L’enquête exploratoire présentée ici souligne l’ancienneté et la récurrence des débats et pratiques intégrant la question habitante dans le champ de l’action publique. Les habitants n’y sont pas seulement considérés comme des objets des politiques : ils accèdent aussi, à certains moments, au statut de figures dont la portée politique est régulièrement reformulée (habitant-coopérateur, habitant-locataire, habitant-participant, habitant des quartiers etc.), dotées de pouvoirs, même réduits, leur permettant de prendre la parole voire parfois d’agir directement dans leur lieu de vie. L’un des apports de cette enquête est de montrer que les résurgences de la question habitante dans l’action publique apparaissent largement liées aux pressions, directes ou indirectes, des habitants eux-mêmes, de leurs représentants ou des corps intermédiaires (associations de locataires notamment), et aux relations plurielles qui s’instaurent entre les pouvoirs et ces derniers.

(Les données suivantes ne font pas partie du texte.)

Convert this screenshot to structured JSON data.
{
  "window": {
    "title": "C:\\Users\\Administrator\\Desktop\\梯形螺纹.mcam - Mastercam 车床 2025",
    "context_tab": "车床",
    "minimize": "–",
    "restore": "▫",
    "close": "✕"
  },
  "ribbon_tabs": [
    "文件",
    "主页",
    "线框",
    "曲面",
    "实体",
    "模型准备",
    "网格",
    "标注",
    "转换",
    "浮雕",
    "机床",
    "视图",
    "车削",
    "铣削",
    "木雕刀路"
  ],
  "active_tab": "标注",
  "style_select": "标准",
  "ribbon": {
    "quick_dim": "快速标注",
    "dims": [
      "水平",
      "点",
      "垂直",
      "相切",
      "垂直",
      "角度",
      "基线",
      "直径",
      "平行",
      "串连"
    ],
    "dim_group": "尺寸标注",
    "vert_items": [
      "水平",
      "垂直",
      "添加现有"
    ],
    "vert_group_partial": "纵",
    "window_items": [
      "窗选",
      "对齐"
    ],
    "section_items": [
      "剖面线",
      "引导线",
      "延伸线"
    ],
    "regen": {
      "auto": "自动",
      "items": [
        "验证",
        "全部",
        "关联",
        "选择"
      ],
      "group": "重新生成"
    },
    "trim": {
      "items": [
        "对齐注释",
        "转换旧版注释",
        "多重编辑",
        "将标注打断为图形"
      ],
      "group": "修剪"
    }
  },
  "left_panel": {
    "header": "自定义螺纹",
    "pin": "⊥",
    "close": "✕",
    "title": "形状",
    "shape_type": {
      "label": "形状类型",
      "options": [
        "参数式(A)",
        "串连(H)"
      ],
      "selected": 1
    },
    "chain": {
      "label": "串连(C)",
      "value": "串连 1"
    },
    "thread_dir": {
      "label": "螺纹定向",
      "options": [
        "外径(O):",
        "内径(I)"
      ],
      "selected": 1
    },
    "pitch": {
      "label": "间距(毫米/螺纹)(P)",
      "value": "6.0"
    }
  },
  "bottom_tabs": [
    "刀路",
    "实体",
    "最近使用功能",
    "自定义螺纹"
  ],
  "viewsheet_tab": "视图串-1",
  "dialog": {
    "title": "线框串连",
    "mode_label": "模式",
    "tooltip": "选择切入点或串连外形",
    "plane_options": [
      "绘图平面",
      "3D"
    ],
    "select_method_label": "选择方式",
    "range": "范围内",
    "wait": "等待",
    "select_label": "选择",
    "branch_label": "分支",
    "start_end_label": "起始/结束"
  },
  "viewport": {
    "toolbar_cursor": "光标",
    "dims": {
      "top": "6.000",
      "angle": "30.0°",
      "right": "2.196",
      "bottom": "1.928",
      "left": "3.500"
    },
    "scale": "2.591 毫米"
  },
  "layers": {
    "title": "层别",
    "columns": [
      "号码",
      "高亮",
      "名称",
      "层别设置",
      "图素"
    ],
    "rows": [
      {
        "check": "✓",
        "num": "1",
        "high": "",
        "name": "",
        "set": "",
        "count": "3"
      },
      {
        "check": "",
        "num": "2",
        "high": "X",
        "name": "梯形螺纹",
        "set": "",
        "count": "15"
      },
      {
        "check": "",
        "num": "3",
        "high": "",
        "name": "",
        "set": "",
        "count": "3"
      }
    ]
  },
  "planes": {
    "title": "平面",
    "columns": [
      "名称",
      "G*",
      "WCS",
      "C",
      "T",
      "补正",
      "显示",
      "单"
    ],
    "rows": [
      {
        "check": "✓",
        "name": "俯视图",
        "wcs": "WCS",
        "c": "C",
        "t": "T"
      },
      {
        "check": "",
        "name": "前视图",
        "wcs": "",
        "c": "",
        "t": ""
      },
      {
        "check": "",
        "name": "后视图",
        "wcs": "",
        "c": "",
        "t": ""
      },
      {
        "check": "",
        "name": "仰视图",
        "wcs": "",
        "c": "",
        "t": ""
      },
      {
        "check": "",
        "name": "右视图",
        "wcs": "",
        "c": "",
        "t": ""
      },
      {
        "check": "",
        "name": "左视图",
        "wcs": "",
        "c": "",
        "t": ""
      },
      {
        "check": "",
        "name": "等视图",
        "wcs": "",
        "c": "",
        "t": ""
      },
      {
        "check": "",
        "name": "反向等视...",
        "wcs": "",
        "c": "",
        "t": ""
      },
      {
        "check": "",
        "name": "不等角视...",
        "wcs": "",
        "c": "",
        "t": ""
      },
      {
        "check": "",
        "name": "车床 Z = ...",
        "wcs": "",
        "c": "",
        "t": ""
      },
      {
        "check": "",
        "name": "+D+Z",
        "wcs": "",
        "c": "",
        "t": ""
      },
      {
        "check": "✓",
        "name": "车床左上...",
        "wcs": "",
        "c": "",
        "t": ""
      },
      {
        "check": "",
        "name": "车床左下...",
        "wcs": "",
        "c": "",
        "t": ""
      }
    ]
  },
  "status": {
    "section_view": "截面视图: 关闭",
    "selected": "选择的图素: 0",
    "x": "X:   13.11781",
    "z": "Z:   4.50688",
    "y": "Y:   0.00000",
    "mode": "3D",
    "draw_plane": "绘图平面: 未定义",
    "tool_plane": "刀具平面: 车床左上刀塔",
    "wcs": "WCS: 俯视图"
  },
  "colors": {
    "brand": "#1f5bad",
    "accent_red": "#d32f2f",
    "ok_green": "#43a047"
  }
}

La conclusion reste néanmoins celle d’une difficile et surtout fragile construction de la catégorie de l’habitant dans la fabrique du logement. La légitimité des habitants à être considérés comme partenaires de la fabrique du logement reste toujours à défendre ou à reconstruire. Le retour dans l’histoire montre à ce titre que les contradictions observées aujourd’hui n’ont rien d’actuel, mais qu’elles plongent leurs racines dans le passé. Elles sont liées à l’ambivalence qui caractérisait déjà les premières politiques du logement à la fin du XIXe siècle vis à vis des habitants, entre invitation à agir et interagir d’un côté, gouvernementalisation des conduites de l’autre. A l’heure où l’on s’interroge sur l’après-État social, l’approche généalogique ré-ouvre néanmoins des horizons jusque-là oubliés (l’option coopérative par exemple), qui permettent de penser autrement l’articulation entre action publique et société civile. En ces temps incertains, le passé constitue une source d’inspiration précieuse pour penser de nouvelles manières d’organiser le monde social.